Make the Thai peanut sauce. Gather all ingredients and whisk together in a medium sized bowl. This recipe makes 1 cup Thai peanut sauce. Set aside. (*Note: the sauce is thick. Add a little water to it to thin it out, if desired).
1/2 cup peanut butter, creamy, 3 Tbsp. soy sauce, low sodium, 2 Tbsp. honey, 2 Tbsp. rice vinegar (seasoned), 2 Tbsp. lime juice, 3 cloves garlic, minced, 1 Tbsp. sesame oil, 2 tsp. sriracha, 2 tsp. chili garlic sauce, 1/4 tsp. red pepper chili flakes (optional)
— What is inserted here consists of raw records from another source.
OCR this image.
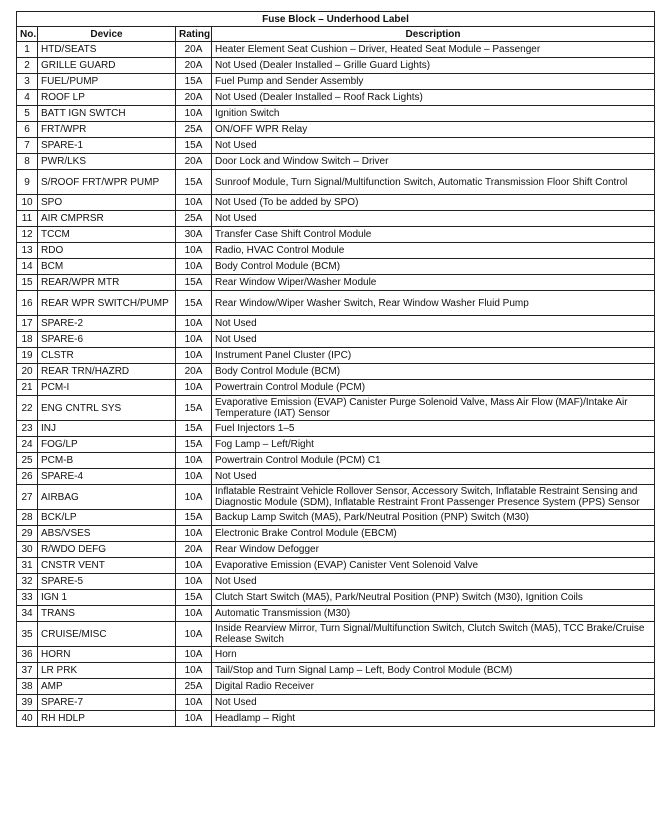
Fuse Block – Underhood Label			
No.	Device	Rating	Description
1	HTD/SEATS	20A	Heater Element Seat Cushion – Driver, Heated Seat Module – Passenger

2	GRILLE GUARD	20A	Not Used (Dealer Installed – Grille Guard Lights)

3	FUEL/PUMP	15A	Fuel Pump and Sender Assembly

4	ROOF LP	20A	Not Used (Dealer Installed – Roof Rack Lights)

5	BATT IGN SWTCH	10A	Ignition Switch

6	FRT/WPR	25A	ON/OFF WPR Relay

7	SPARE-1	15A	Not Used

8	PWR/LKS	20A	Door Lock and Window Switch – Driver

9	S/ROOF FRT/WPR PUMP	15A	Sunroof Module, Turn Signal/Multifunction Switch, Automatic Transmission Floor Shift Control

10	SPO	10A	Not Used (To be added by SPO)

11	AIR CMPRSR	25A	Not Used

12	TCCM	30A	Transfer Case Shift Control Module

13	RDO	10A	Radio, HVAC Control Module

14	BCM	10A	Body Control Module (BCM)

15	REAR/WPR MTR	15A	Rear Window Wiper/Washer Module

16	REAR WPR SWITCH/PUMP	15A	Rear Window/Wiper Washer Switch, Rear Window Washer Fluid Pump

17	SPARE-2	10A	Not Used

18	SPARE-6	10A	Not Used

19	CLSTR	10A	Instrument Panel Cluster (IPC)

20	REAR TRN/HAZRD	20A	Body Control Module (BCM)

21	PCM-I	10A	Powertrain Control Module (PCM)

22	ENG CNTRL SYS	15A	Evaporative Emission (EVAP) Canister Purge Solenoid Valve, Mass Air Flow (MAF)/Intake Air Temperature (IAT) Sensor

23	INJ	15A	Fuel Injectors 1–5

24	FOG/LP	15A	Fog Lamp – Left/Right

25	PCM-B	10A	Powertrain Control Module (PCM) C1

26	SPARE-4	10A	Not Used

27	AIRBAG	10A	Inflatable Restraint Vehicle Rollover Sensor, Accessory Switch, Inflatable Restraint Sensing and Diagnostic Module (SDM), Inflatable Restraint Front Passenger Presence System (PPS) Sensor

28	BCK/LP	15A	Backup Lamp Switch (MA5), Park/Neutral Position (PNP) Switch (M30)

29	ABS/VSES	10A	Electronic Brake Control Module (EBCM)

30	R/WDO DEFG	20A	Rear Window Defogger

31	CNSTR VENT	10A	Evaporative Emission (EVAP) Canister Vent Solenoid Valve

32	SPARE-5	10A	Not Used

33	IGN 1	15A	Clutch Start Switch (MA5), Park/Neutral Position (PNP) Switch (M30), Ignition Coils

34	TRANS	10A	Automatic Transmission (M30)

35	CRUISE/MISC	10A	Inside Rearview Mirror, Turn Signal/Multifunction Switch, Clutch Switch (MA5), TCC Brake/Cruise Release Switch

36	HORN	10A	Horn

37	LR PRK	10A	Tail/Stop and Turn Signal Lamp – Left, Body Control Module (BCM)

38	AMP	25A	Digital Radio Receiver

39	SPARE-7	10A	Not Used

40	RH HDLP	10A	Headlamp – Right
Heat avocado oil over medium high heat in a wok or large frying pan. Once hot, add in carrots & bell pepper. Cook for about 5 minutes, stirring occasionally. I like to add in about 1/4 cup Thai peanut sauce with the veggies too while they cook. Season with salt and pepper.
2 Tbsp. avocado oil, 1 cup carrots, julienned, 1/2 large red bell pepper, julienned, salt and pepper to taste
Add in shrimp and cooked noodles and cook for another 4-5 minutes. Once shrimp is cooked, add in 1/2 cup sauce and peas. Start with 1/2 cup of sauce, and continue to add more sauce until the noodles are coated with as much sauce as you'd like.
1 package Yakisoba Stir Fry Noodles, cooked (17.76 oz.)*, 1 cup frozen cooked shrimp, tail off, shell off, size: 91/110 (add more shrimp as desired), 3/4 cup frozen peas
Garnish with chopped peanuts and green onions. Enjoy!